Like a number of England fans I've seen too many failures over the last 25 years to realise that England are never going to achieve anything at international level until there are major changes in the structure and organisation of English football.

Will this happen? It's hard to say, but as things currently stand England will keep on failing at every tournament.

It should be remembered that England were in a tough group with Italy and Uruguay and nobody expected Costa Rica to have the success they've had.

England played reasonably well in both games but lacked the know how to get a result. Going out in the first round is always humiliating for the big football nations.

Spain, Italy, and France have gone out at the group stage in recent tournaments. The difference between them and England is that they bounce back immediately getting to major finals. You know with England that's not going to happen.

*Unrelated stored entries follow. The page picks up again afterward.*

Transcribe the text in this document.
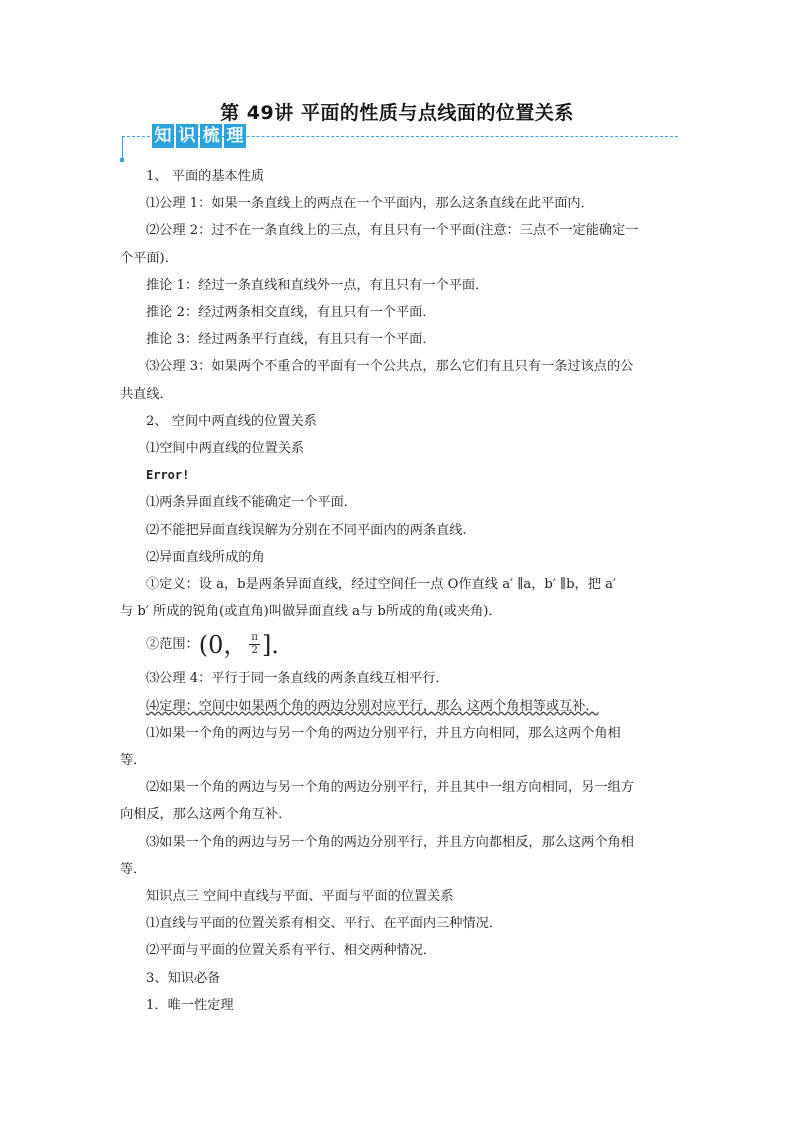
第 49讲 平面的性质与点线面的位置关系
知 识 梳 理
1、 平面的基本性质
⑴公理 1：如果一条直线上的两点在一个平面内，那么这条直线在此平面内．
⑵公理 2：过不在一条直线上的三点，有且只有一个平面(注意：三点不一定能确定一
个平面)．
推论 1：经过一条直线和直线外一点，有且只有一个平面．
推论 2：经过两条相交直线，有且只有一个平面．
推论 3：经过两条平行直线，有且只有一个平面．
⑶公理 3：如果两个不重合的平面有一个公共点，那么它们有且只有一条过该点的公
共直线．
2、 空间中两直线的位置关系
⑴空间中两直线的位置关系
Error!
⑴两条异面直线不能确定一个平面．
⑵不能把异面直线误解为分别在不同平面内的两条直线.
⑵异面直线所成的角
①定义：设 a，b是两条异面直线，经过空间任一点 O作直线 a′ ∥a，b′ ∥b，把 a′
与 b′ 所成的锐角(或直角)叫做异面直线 a与 b所成的角(或夹角)．
②范围： (0， $\frac{\pi}{2}$ ]．
⑶公理 4：平行于同一条直线的两条直线互相平行．
⑷定理：空间中如果两个角的两边分别对应平行，那么 这两个角相等或互补．
⑴如果一个角的两边与另一个角的两边分别平行，并且方向相同，那么这两个角相
等．
⑵如果一个角的两边与另一个角的两边分别平行，并且其中一组方向相同，另一组方
向相反，那么这两个角互补．
⑶如果一个角的两边与另一个角的两边分别平行，并且方向都相反，那么这两个角相
等．
知识点三 空间中直线与平面、平面与平面的位置关系
⑴直线与平面的位置关系有相交、平行、在平面内三种情况．
⑵平面与平面的位置关系有平行、相交两种情况．
3、知识必备
1．唯一性定理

Before writing this blog I looked back at the post I wrote four years ago after England got knocked out by Germany in South Africa

What's most depressing is that many of the reasons for England's failure then still apply now. Lack of English players playing in the Premier League, poor technique, lack of tactical awareness, poor coaching at youth level.

Expectations were low this time round, but with a good crop of promising young players coming through expectations did start to increase.

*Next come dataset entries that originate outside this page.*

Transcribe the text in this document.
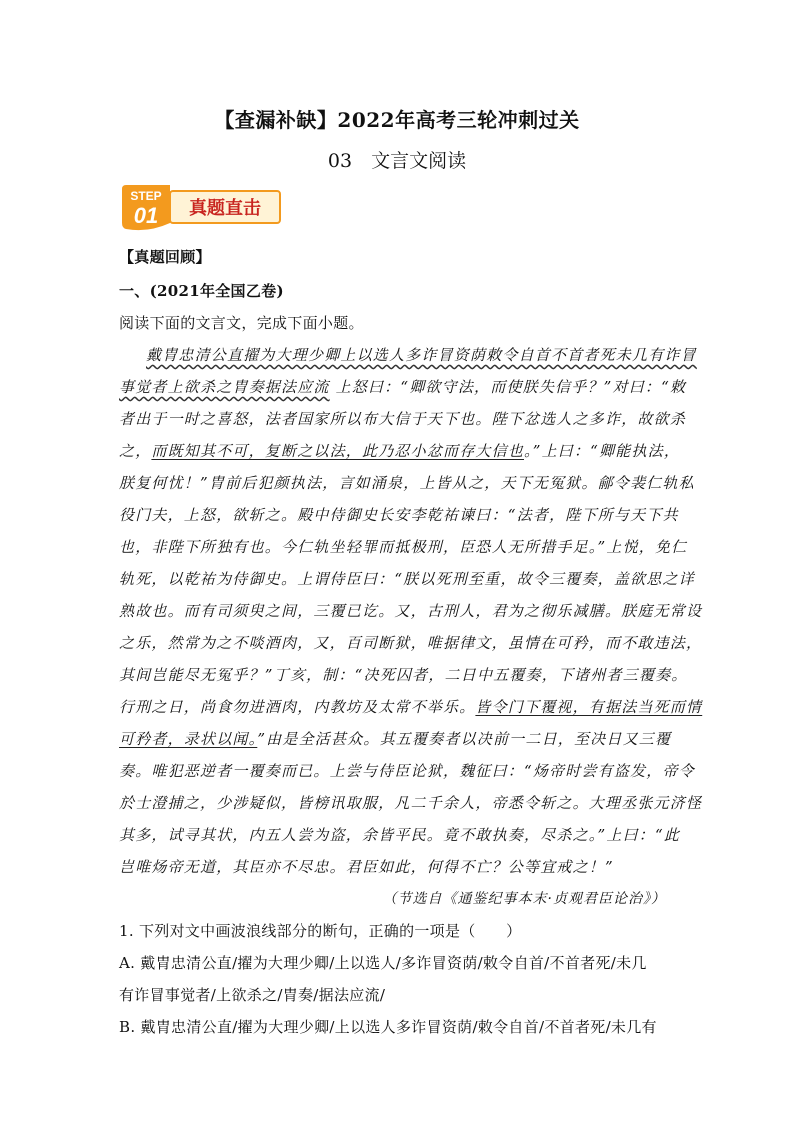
【查漏补缺】2022年高考三轮冲刺过关
03　文言文阅读
STEP
01 真题直击
【真题回顾】
一、(2021年全国乙卷)
阅读下面的文言文，完成下面小题。
戴胄忠清公直擢为大理少卿上以选人多诈冒资荫敕令自首不首者死未几有诈冒
事觉者上欲杀之胄奏据法应流 上怒曰：“卿欲守法，而使朕失信乎？”对曰：“敕
者出于一时之喜怒，法者国家所以布大信于天下也。陛下忿选人之多诈，故欲杀
之，而既知其不可，复断之以法，此乃忍小忿而存大信也。”上曰：“卿能执法，
朕复何忧！”胄前后犯颜执法，言如涌泉，上皆从之，天下无冤狱。鄃令裴仁轨私
役门夫，上怒，欲斩之。殿中侍御史长安李乾祐谏曰：“法者，陛下所与天下共
也，非陛下所独有也。今仁轨坐轻罪而抵极刑，臣恐人无所措手足。”上悦，免仁
轨死，以乾祐为侍御史。上谓侍臣曰：“朕以死刑至重，故令三覆奏，盖欲思之详
熟故也。而有司须臾之间，三覆已讫。又，古刑人，君为之彻乐减膳。朕庭无常设
之乐，然常为之不啖酒肉，又，百司断狱，唯据律文，虽情在可矜，而不敢违法，
其间岂能尽无冤乎？”丁亥，制：“决死囚者，二日中五覆奏，下诸州者三覆奏。
行刑之日，尚食勿进酒肉，内教坊及太常不举乐。皆令门下覆视，有据法当死而情
可矜者，录状以闻。”由是全活甚众。其五覆奏者以决前一二日，至决日又三覆
奏。唯犯恶逆者一覆奏而已。上尝与侍臣论狱，魏征曰：“炀帝时尝有盗发，帝令
於士澄捕之，少涉疑似，皆榜讯取服，凡二千余人，帝悉令斩之。大理丞张元济怪
其多，试寻其状，内五人尝为盗，余皆平民。竟不敢执奏，尽杀之。”上曰：“此
岂唯炀帝无道，其臣亦不尽忠。君臣如此，何得不亡？公等宜戒之！”
（节选自《通鉴纪事本末·贞观君臣论治》）
1. 下列对文中画波浪线部分的断句，正确的一项是（　　）
A. 戴胄忠清公直/擢为大理少卿/上以选人/多诈冒资荫/敕令自首/不首者死/未几
有诈冒事觉者/上欲杀之/胄奏/据法应流/
B. 戴胄忠清公直/擢为大理少卿/上以选人多诈冒资荫/敕令自首/不首者死/未几有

You can't expect young players to carry a team to the latter stages of a major tournament. As Gary Lineker said, excluding Wayne Rooney we don't have enough quality players aged between 25 - 30 to really make an impact.

As for the future, should Roy Hodgson resign? No, he can only work with the players available. He may have gone against his natural cautious instinct in his tactics but realistically there's nobody else available. We don't have enough English managers coming through and managing at the highest level.

We do have a promising group of young players but it's just promise. There's no guarantee they will all come through and because the Premier is full of foreign players, English players get hyped in way that does them no favours.

If there's one thing I notice about football compared to 20 - 25 years ago, it's how tactical football has become - even intellectual.

In England we've traditionally looked for virtues such has hard work, passion, giving 100%. This is becoming outdated and can only take you so far.

England has to produce more tactically aware players with greater footballing intelligence. Until we do so we'll keep on failing time and time again.